Network bandwidth saturation vulnerabilities can be exploited by attackers as part of a denial-of-service (DoS) attack and can have a painful impact on the cost of LLM usage.

In a model denial-of-service attack, the attacker interacts with the model in a way that consumes excessive resources, such as bandwidth or system processing power, ultimately compromising the availability of the target system. Businesses, in turn, can expect service degradation and sky-high bills. Because DoS attacks are not new in the cybersecurity space, there are several strategies that can be used to defend against model denial-of-service attacks and reduce the risk of rapidly rising costs.

Rate limiting: Implement rate limiting to prevent the system from being overwhelmed with too many requests. Determining the correct rate limit for your application will depend on the model size and complexity, hardware and infrastructure, as well as the average number of requests and peak usage time.
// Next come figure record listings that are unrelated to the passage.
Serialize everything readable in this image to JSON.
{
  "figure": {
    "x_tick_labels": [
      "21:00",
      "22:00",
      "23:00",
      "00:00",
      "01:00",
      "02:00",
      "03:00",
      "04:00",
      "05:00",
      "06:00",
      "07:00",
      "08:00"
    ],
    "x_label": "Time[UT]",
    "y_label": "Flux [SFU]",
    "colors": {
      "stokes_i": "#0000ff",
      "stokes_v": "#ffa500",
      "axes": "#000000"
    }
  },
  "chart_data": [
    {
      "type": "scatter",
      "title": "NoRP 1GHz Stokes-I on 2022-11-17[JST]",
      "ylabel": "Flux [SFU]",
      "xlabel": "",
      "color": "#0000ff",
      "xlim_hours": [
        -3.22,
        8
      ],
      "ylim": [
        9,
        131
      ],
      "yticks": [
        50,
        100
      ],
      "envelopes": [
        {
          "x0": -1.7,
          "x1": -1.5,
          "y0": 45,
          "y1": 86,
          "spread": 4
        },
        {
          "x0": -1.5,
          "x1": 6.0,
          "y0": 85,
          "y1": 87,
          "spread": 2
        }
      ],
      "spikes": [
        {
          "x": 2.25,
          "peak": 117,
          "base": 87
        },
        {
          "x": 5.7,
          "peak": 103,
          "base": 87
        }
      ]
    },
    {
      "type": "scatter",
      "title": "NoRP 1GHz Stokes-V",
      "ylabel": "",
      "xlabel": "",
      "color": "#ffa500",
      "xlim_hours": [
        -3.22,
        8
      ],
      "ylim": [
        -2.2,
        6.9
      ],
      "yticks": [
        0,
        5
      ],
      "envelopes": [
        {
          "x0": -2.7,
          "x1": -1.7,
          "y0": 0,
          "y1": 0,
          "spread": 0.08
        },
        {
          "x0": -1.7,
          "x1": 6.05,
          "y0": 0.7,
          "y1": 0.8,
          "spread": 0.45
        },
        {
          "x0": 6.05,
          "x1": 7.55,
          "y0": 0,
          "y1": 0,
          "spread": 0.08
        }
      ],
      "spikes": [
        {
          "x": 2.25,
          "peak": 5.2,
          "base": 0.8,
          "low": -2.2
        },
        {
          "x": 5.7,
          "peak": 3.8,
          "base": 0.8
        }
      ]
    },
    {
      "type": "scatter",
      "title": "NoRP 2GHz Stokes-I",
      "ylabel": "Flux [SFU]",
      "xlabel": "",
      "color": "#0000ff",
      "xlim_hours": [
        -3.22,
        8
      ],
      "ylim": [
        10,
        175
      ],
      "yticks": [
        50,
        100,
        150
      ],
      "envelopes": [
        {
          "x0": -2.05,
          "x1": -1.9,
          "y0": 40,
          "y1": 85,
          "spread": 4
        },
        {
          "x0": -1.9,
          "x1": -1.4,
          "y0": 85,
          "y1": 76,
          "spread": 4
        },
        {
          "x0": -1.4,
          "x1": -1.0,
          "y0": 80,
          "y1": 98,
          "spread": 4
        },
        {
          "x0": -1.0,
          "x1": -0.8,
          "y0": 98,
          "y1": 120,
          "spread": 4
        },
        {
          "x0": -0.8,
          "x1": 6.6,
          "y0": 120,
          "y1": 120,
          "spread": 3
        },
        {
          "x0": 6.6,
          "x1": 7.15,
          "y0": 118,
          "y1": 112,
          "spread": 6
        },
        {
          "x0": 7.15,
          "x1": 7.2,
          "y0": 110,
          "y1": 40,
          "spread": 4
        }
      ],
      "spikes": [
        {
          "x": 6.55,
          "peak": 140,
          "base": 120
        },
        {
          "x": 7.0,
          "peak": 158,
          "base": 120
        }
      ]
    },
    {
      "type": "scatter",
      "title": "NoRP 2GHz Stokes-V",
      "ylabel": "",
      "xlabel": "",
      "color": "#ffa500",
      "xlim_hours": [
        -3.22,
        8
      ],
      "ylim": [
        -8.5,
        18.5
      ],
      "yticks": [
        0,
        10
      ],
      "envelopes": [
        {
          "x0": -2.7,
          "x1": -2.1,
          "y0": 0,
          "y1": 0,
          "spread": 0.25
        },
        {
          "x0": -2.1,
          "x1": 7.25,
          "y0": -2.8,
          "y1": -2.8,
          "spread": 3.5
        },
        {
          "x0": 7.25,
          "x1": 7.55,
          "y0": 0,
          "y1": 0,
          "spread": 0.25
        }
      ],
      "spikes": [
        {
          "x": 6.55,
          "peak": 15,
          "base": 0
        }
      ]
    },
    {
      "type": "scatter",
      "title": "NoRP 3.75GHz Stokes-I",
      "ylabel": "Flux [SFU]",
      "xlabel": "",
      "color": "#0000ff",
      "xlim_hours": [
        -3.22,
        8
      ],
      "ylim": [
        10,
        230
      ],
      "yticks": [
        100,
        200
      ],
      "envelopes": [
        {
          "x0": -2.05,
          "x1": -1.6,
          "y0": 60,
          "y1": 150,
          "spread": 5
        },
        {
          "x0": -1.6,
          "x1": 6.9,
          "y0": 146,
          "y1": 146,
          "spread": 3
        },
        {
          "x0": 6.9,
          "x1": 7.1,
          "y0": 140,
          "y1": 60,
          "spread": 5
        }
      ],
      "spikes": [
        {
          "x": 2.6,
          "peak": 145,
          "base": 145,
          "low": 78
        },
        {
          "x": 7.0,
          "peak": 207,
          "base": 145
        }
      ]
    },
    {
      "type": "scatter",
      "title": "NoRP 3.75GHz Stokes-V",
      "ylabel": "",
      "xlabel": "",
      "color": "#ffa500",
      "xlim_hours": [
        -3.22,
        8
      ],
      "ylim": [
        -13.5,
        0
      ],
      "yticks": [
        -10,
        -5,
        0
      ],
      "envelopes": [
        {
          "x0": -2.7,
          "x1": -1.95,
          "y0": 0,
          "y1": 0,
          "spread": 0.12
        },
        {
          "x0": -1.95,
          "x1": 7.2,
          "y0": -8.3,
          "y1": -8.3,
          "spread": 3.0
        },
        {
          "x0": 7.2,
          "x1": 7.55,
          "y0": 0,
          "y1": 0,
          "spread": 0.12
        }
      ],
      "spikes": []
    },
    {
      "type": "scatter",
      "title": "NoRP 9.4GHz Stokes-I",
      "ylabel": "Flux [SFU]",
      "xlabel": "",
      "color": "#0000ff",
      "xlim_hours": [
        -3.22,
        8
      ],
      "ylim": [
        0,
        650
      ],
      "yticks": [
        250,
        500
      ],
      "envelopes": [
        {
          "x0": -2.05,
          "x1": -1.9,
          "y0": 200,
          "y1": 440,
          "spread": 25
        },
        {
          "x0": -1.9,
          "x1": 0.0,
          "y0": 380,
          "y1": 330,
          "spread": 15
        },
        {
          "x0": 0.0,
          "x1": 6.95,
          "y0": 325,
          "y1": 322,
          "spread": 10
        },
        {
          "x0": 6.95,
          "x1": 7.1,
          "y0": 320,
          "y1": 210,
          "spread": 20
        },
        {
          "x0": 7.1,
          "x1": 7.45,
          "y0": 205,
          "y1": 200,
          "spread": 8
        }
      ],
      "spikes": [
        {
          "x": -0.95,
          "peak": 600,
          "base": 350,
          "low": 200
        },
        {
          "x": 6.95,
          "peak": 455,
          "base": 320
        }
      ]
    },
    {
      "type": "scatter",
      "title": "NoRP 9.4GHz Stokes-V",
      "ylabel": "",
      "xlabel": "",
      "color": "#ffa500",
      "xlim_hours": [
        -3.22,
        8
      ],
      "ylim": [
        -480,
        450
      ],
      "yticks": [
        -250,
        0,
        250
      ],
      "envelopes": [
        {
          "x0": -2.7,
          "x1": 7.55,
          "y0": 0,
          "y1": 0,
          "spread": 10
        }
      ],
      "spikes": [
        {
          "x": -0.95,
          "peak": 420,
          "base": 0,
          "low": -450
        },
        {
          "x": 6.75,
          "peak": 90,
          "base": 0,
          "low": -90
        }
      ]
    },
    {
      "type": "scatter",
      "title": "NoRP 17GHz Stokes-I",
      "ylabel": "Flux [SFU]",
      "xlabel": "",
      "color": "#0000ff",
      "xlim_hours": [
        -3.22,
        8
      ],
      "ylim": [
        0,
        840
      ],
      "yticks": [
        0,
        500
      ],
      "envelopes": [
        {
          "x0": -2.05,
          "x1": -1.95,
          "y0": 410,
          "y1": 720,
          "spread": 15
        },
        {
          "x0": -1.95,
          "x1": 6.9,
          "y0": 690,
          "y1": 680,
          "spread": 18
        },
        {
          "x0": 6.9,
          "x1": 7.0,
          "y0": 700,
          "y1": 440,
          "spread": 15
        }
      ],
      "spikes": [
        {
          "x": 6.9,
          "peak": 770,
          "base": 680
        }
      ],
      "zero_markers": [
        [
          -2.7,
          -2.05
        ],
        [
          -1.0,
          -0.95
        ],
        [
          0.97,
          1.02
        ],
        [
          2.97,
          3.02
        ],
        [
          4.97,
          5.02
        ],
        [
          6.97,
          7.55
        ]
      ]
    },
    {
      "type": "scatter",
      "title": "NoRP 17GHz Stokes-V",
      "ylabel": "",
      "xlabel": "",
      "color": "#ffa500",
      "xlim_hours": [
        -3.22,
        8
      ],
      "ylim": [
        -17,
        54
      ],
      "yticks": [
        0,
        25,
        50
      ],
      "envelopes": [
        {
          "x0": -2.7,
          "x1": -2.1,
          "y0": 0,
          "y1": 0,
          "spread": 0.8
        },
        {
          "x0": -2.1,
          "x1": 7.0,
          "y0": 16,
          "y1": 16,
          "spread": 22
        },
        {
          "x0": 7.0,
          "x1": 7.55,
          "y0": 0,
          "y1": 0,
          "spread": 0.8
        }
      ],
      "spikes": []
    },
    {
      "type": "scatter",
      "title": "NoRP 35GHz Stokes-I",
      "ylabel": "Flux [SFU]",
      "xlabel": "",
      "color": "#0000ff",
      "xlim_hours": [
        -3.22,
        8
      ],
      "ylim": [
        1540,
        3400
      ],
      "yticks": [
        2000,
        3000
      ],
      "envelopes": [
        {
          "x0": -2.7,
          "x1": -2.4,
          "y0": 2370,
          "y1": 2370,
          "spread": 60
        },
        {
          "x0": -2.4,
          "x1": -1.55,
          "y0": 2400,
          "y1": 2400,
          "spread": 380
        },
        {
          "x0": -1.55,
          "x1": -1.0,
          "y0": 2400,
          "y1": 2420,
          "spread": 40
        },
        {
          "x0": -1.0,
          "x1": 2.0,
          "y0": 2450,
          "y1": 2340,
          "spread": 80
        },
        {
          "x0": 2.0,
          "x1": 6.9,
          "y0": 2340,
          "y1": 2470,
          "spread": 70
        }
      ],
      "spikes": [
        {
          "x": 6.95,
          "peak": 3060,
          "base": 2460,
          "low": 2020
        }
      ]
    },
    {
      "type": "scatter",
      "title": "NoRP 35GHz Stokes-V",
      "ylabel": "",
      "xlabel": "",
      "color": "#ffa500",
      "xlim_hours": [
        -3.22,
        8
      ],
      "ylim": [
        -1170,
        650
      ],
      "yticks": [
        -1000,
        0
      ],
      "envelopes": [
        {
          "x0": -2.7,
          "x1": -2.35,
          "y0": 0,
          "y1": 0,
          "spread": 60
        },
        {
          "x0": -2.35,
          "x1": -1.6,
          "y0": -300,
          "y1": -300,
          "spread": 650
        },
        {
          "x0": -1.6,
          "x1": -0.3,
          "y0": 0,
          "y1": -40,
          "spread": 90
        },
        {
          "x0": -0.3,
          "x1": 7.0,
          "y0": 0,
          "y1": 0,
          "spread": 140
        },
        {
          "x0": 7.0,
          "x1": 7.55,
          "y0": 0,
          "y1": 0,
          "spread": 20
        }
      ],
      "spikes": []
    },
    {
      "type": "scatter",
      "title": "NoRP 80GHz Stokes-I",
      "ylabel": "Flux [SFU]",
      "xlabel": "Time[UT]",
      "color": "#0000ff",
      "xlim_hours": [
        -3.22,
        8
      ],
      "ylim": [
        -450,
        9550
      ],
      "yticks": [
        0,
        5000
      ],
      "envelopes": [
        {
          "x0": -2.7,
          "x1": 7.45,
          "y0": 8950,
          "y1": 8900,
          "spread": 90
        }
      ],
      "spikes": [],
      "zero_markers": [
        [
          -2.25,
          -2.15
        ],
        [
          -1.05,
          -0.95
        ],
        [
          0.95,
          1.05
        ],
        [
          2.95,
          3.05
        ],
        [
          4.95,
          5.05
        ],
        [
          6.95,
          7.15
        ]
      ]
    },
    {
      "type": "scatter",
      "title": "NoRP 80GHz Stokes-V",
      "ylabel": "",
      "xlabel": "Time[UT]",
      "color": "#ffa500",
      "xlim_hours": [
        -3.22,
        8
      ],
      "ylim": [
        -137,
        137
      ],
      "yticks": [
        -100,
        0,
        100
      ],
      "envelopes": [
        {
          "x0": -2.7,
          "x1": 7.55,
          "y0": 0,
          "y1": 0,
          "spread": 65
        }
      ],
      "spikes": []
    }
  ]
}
Character limit: Set a limit on the number of characters a user can include in a query to protect LLM-based APIs from resource exhaustion.

Framework-provided approaches: Leverage the methodology provided by the framework provider to strengthen defenses against attacks. For example, if you're using langchain, consider using the max iterations parameter.

Securing LLMs requires a multifaceted approach that includes careful consideration of data processing, model training, system integration, and resource usage. However, by implementing the recommended strategies and remaining vigilant, businesses can harness the power of LLMs while minimizing the associated risks.